The software itself was only a design tool, to conclude with the dimensions of a mechanism. Somewhere along this software project I began an ambition towards actually building this contraption. That’s when I started planning the Hardware category of my Projects (not to mention my whole work-shop).
Details
The Bike Walker design & analysis program is a Graphic User Interface, like a (simplified) CAD system, and was written to allow me to add, modify, and analyze the 2D structural components that will be used in the Bike Walker hardware project.
Lines can be created by clicking a point and stretching (or “rubber banding”) to another point. Points can be fixed in space or be joined (or “constrained”) onto other Lines. Lines are drawn with a desired width and color for esthetics, and clarification. Data details can be edited either in a graphic form or in table form.
Existing points can be dragged around, either moving one end of a line or modifying the two lines it joins, as the case may be.
One line fixed in space can be continuously rotated or manually incremented clockwise or counterclockwise as desired. The lines are automatically networked to honor the movement of the rotated line and constraints of the lines and joints to animate the entire structure correctly.
The lines and hinges can be labeled to identify them.
The movement can be visualized by selectively plotting lines as fans that they sweep through, and joints as curves that they move through. The dots are constant-time marks throughout the cycle.

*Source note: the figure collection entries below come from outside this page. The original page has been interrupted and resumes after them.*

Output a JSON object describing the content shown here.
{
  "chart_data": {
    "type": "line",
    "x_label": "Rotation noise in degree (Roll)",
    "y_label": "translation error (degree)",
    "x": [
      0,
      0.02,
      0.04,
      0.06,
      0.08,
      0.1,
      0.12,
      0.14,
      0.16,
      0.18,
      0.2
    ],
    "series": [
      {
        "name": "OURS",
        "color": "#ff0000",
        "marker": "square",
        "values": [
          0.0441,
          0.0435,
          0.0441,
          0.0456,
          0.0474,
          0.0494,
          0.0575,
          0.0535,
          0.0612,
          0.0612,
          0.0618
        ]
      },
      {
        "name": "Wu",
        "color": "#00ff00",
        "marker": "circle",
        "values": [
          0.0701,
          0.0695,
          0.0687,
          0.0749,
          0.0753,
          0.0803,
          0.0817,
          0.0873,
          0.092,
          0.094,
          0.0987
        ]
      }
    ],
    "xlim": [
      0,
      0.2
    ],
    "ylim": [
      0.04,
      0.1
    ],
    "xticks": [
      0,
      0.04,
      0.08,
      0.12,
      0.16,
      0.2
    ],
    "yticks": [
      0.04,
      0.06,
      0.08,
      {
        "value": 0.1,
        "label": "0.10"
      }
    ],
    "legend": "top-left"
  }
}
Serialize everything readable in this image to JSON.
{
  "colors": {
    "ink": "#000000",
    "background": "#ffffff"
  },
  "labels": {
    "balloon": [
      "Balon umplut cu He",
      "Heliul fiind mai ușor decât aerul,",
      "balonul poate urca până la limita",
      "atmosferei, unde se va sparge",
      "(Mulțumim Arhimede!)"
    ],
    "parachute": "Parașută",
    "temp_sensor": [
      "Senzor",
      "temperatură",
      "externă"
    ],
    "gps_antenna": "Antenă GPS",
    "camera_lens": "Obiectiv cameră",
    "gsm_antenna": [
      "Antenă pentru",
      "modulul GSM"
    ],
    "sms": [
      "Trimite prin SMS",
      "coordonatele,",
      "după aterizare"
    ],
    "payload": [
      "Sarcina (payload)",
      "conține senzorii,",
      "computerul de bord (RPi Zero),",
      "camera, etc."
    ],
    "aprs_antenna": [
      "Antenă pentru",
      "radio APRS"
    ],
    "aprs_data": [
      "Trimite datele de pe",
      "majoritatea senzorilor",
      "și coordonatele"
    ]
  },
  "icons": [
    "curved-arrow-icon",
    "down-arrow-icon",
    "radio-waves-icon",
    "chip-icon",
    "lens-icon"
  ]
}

An analyzer simultaneously modifies all of the line lengths to maximize a weighting criteria that produces an optimal desired movement. The criteria is that the bottom-most hinge (the foot) would sweep through a motion that would simulate a walking foot – move along a straight level line at a constant speed for greater than half the cycle, then rise and quickly return to the beginning of the straight level line again.
The line and joint parameters can be loaded and saved to the data file (XML) for re-use.
The line length, and joint placement geometry was transferred to a 3D solid model in a robust CAD system for further modeling and design details – see the Bike Walker Hardware Project.